Lohnt es sich also, ein Forward Darlehen in Anspruch zu nehmen  oder sollte man darauf hoffen, dass die Zinsen auch in zwei oder Jahren noch niedrig sind? Schlussendlich sei das Spekulation, erklärt Thomas Hentschel. Man könne zwar davon ausgehen, dass eine Bank einen besseren Marktüberblick habe, aber:

"Es ist schwierig, die Zinsen vorauszusehen. Wenn man in der Vergangenheit die Niedrigzinsenphase in den letzten Jahren betrachtet: da gab es immer Berichte, die EZB werde veranlassen, dass die Zinsen steigen, das ist alles so nicht eingetroffen. Aber das wird aber je länger das anhält wahrscheinlicher, dass das auch mal aufhören muss."

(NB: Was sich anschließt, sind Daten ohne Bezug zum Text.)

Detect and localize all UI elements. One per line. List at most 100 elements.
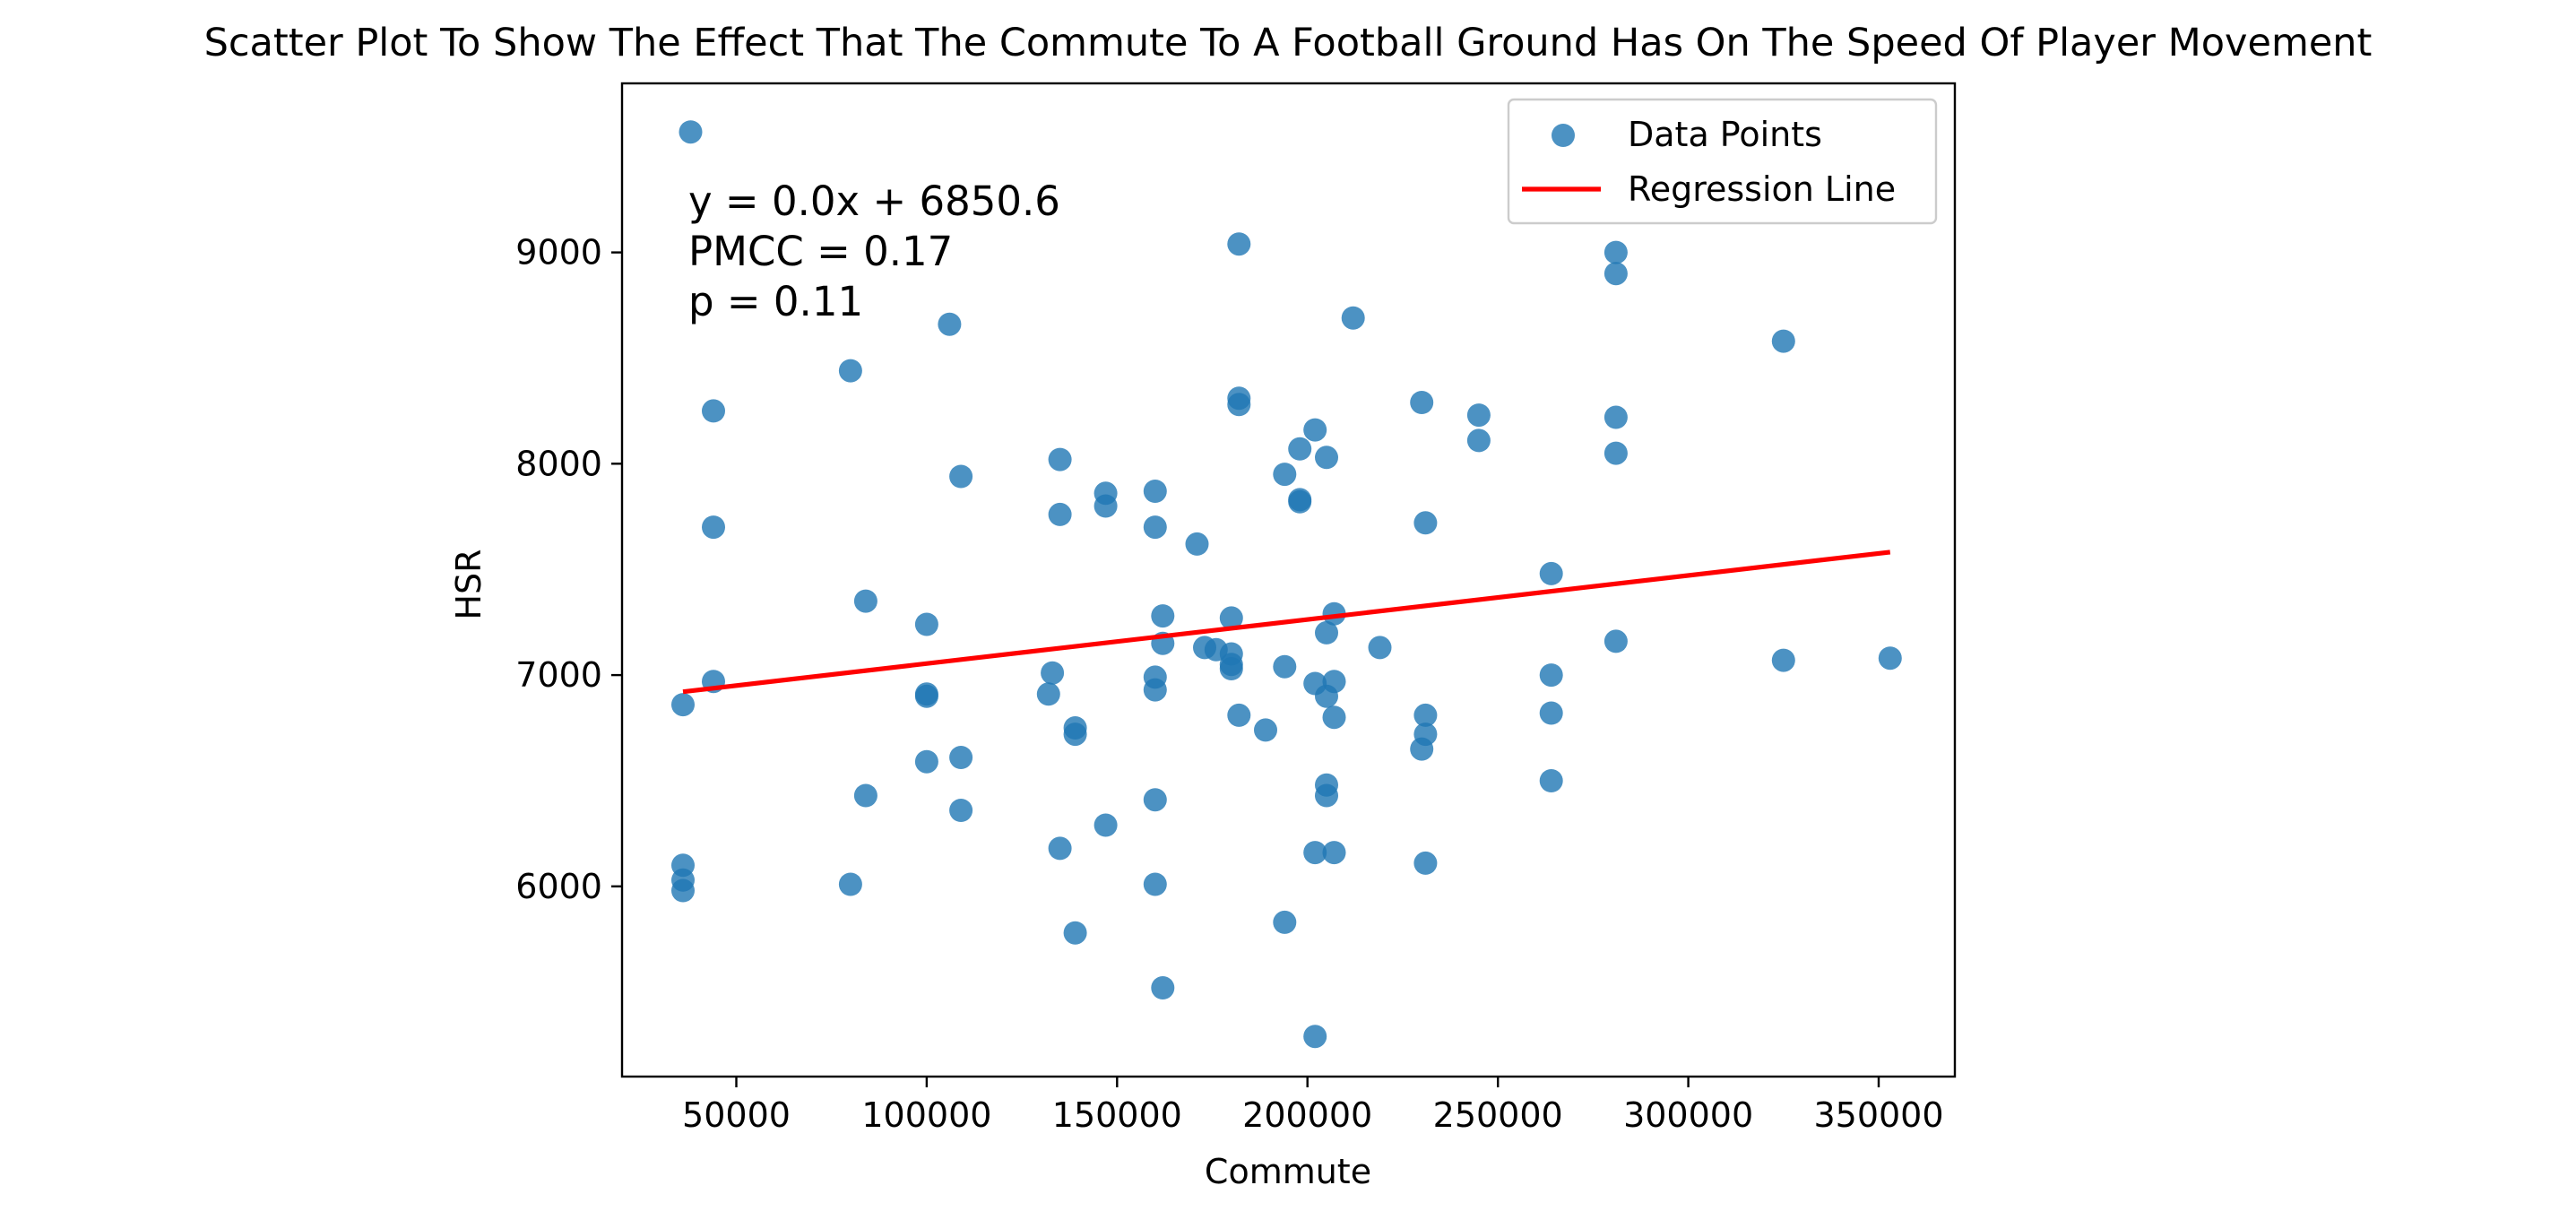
data-point — [1151, 604, 1175, 628]
stats-annotation: y = 0.0x + 6850.6 PMCC = 0.17 p = 0.11 — [688, 177, 1060, 325]
data-point — [1466, 403, 1491, 428]
data-point — [1094, 494, 1118, 518]
data-point — [671, 693, 695, 717]
data-point — [1219, 606, 1243, 630]
data-point — [1539, 701, 1563, 725]
data-point — [1143, 515, 1167, 540]
data-point — [1036, 682, 1060, 706]
data-point — [1219, 657, 1243, 680]
data-point — [1048, 447, 1072, 472]
data-point — [1315, 620, 1338, 645]
data-point — [1322, 601, 1346, 626]
data-point — [702, 515, 725, 540]
x-tick-label: 300000 — [1623, 1095, 1753, 1135]
data-point — [1273, 463, 1297, 487]
data-point — [1539, 663, 1563, 688]
data-point — [1539, 561, 1563, 585]
x-axis-ticks: 50000 100000 150000 200000 250000 300000 35000… — [682, 1077, 1944, 1135]
y-tick-label: 8000 — [515, 444, 602, 483]
x-tick-label: 350000 — [1813, 1095, 1943, 1135]
data-point — [1604, 262, 1628, 286]
data-point — [853, 783, 877, 808]
data-point — [1413, 511, 1438, 535]
data-point — [853, 589, 877, 613]
data-point — [1185, 532, 1209, 556]
data-point — [1041, 661, 1065, 685]
data-point — [1143, 788, 1167, 812]
data-point — [1288, 437, 1312, 461]
legend-marker-points — [1552, 124, 1575, 147]
legend-label-points: Data Points — [1628, 115, 1822, 154]
data-point — [1315, 446, 1338, 470]
data-point — [1254, 718, 1277, 742]
data-point — [1604, 240, 1628, 264]
data-point — [949, 746, 973, 769]
data-point — [1413, 722, 1438, 747]
regression-layer — [682, 549, 1891, 695]
data-point — [1303, 418, 1327, 442]
data-point — [1322, 841, 1346, 865]
y-tick-label: 7000 — [515, 655, 602, 695]
data-point — [1151, 976, 1175, 999]
p-value: p = 0.11 — [688, 278, 863, 325]
x-tick-label: 250000 — [1433, 1095, 1563, 1135]
data-point — [1322, 670, 1346, 694]
y-tick-label: 6000 — [515, 867, 602, 906]
data-point — [938, 312, 962, 336]
legend-label-regression: Regression Line — [1628, 169, 1896, 209]
data-point — [1539, 769, 1563, 792]
data-point — [949, 464, 973, 489]
y-tick-label: 9000 — [515, 233, 602, 273]
data-point — [1322, 705, 1346, 730]
data-point — [838, 872, 862, 896]
data-point — [1413, 703, 1438, 727]
plot-area-frame — [620, 82, 1957, 1078]
pmcc-value: PMCC = 0.17 — [688, 228, 953, 275]
data-point — [1063, 921, 1087, 945]
data-point — [1466, 428, 1491, 453]
data-point — [1273, 654, 1297, 679]
data-point — [1143, 480, 1167, 503]
data-point — [1143, 872, 1167, 896]
data-point — [1048, 502, 1072, 526]
y-axis-ticks: 6000 7000 8000 9000 — [515, 233, 622, 906]
data-point — [1094, 813, 1118, 837]
data-point — [702, 399, 725, 423]
data-point — [1048, 836, 1072, 861]
data-point — [914, 612, 938, 636]
data-point — [1288, 489, 1312, 514]
data-point — [1368, 636, 1392, 660]
x-tick-label: 50000 — [682, 1095, 791, 1135]
legend-box — [1507, 98, 1938, 225]
x-tick-label: 200000 — [1242, 1095, 1372, 1135]
data-point — [1227, 703, 1251, 727]
x-tick-label: 150000 — [1052, 1095, 1182, 1135]
data-point — [949, 799, 973, 822]
data-point — [914, 749, 938, 774]
data-point — [1303, 841, 1327, 865]
x-axis-label: Commute — [1205, 1152, 1371, 1191]
y-axis-label: HSR — [449, 549, 488, 619]
data-point — [914, 684, 938, 708]
data-point — [1604, 629, 1628, 653]
chart-title: Scatter Plot To Show The Effect That The… — [204, 21, 2373, 65]
data-point — [671, 878, 695, 903]
data-point — [1273, 910, 1297, 934]
data-points-layer — [671, 120, 1902, 1049]
data-point — [1771, 648, 1795, 672]
regression-equation: y = 0.0x + 6850.6 — [688, 177, 1060, 225]
data-point — [1227, 232, 1251, 256]
data-point — [1878, 646, 1902, 671]
data-point — [679, 120, 703, 144]
data-point — [1604, 441, 1628, 465]
regression-line — [682, 549, 1891, 695]
data-point — [1227, 393, 1251, 417]
data-point — [1341, 306, 1365, 330]
data-point — [1315, 783, 1338, 808]
data-point — [1410, 391, 1434, 414]
data-point — [838, 359, 862, 383]
data-point — [1143, 678, 1167, 702]
legend: Data Points Regression Line — [1507, 98, 1938, 225]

Eines sollte man bei der Anschlussfinanzierung übrigens nicht unbedingt machen: Den günstigen Zinssatz dazu nutzen, einfach nur die monatliche Belastung zu verringern. Dazu raten einem sowohl die Banken, wie auch die Verbraucherschützer. Thomas Hentschel:

"Wer heute finanziert, der sollte eine lange Zinsbindung anstreben und tilgen, tilgen, tilgen."